ウェイトレスが小さなホールケーキを運んできた。添えられたチョコレートには"HappyBirthday Oliver"の文字。
「もうお母さんたら〜。写真撮って送ろう」
清はスマホで写真をパシャパシャ撮っている。
ケーキを食べる時になり、彼女はグラスが空になっていることに気が付いた。何か注文しようとメニュー表をパラパラめくる清に近づく影。
「サービスです」
「え、ありがとうございます」
背後からそっとやってきたウェイターは、ワイングラスに白ワインを注いだ。ボトルには"BLACK CAT"と書かれている。

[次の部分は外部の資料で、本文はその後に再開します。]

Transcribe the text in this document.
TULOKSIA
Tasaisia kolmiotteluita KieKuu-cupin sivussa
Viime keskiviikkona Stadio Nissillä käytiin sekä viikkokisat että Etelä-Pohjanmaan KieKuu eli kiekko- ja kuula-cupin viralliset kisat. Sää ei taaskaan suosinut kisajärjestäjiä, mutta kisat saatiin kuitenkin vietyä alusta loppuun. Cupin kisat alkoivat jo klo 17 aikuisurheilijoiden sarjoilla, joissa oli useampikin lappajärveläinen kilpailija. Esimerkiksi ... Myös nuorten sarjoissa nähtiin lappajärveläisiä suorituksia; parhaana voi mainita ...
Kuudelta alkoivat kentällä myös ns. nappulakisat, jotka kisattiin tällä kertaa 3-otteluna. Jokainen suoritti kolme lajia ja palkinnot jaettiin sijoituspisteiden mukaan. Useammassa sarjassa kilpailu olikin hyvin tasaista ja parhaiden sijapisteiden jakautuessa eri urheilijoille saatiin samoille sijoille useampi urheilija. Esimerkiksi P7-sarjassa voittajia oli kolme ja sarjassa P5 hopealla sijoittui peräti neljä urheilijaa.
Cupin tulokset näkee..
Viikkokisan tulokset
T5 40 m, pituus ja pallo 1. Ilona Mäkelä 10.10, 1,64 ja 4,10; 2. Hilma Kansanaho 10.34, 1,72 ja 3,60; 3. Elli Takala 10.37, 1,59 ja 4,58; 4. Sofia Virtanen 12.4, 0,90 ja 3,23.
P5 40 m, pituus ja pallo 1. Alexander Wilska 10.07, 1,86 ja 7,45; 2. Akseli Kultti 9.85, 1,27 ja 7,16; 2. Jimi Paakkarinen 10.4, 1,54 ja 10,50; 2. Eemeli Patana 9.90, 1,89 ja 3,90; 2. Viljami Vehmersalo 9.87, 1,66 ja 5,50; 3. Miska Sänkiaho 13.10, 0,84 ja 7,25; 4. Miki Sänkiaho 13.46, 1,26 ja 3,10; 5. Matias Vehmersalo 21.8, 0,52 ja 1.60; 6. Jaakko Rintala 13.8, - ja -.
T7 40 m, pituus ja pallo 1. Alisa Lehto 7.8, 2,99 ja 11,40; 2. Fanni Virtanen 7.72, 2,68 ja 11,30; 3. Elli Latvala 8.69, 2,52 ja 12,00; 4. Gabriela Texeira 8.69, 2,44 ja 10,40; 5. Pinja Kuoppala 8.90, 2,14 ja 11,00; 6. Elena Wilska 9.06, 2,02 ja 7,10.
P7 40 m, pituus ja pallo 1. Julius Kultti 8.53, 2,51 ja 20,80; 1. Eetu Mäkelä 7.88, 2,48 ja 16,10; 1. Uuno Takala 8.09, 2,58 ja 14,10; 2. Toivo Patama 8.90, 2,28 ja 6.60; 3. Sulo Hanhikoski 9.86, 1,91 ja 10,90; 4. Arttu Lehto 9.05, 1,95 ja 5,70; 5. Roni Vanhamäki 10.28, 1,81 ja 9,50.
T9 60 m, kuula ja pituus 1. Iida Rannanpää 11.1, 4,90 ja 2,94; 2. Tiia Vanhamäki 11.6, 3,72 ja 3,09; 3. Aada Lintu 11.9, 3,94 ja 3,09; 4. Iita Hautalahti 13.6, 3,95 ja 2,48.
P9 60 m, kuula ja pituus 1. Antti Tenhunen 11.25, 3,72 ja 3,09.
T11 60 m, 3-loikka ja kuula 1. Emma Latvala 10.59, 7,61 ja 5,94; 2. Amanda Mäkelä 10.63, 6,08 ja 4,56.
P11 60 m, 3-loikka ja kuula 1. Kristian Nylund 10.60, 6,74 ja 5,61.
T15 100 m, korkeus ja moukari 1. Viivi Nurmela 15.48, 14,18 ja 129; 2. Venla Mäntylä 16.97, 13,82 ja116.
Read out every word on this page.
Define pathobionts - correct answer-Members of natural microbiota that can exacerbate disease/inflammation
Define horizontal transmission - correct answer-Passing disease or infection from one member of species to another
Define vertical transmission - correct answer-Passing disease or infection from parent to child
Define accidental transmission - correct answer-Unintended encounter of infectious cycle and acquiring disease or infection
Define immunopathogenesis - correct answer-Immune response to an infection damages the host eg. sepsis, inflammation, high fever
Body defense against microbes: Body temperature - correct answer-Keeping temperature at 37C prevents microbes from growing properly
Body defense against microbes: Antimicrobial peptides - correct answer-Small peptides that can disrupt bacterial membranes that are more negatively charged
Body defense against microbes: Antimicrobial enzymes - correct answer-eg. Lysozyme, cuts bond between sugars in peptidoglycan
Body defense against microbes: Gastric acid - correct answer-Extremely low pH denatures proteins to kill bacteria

何となく嫌な予感を感じているとウェイターの手元が狂い、ワインがナルのズボンに少し飛び散る。
「おっと…、すみません!」
「ああ、気にしないで」
ウェイターはぺこぺこしながらその場を立ち去るが、一度だけ振り返りナルの方を見て一瞬ニヤリと笑った。
「わわっ!これ見て、ナル!」
驚いたように清は声を上げた。促されてナルはケーキを見る。
ケーキの上のチョコレートのOliverの横にEugeneの文字。
「ジーンもお祝いされたかったのかな……」
(ちゃんとわかってるよ。誕生日おめでとう、ユージン……)
(だってナルだけお祝いされるなんて絶対不公平じゃん)
今日は二人の誕生日なのだから。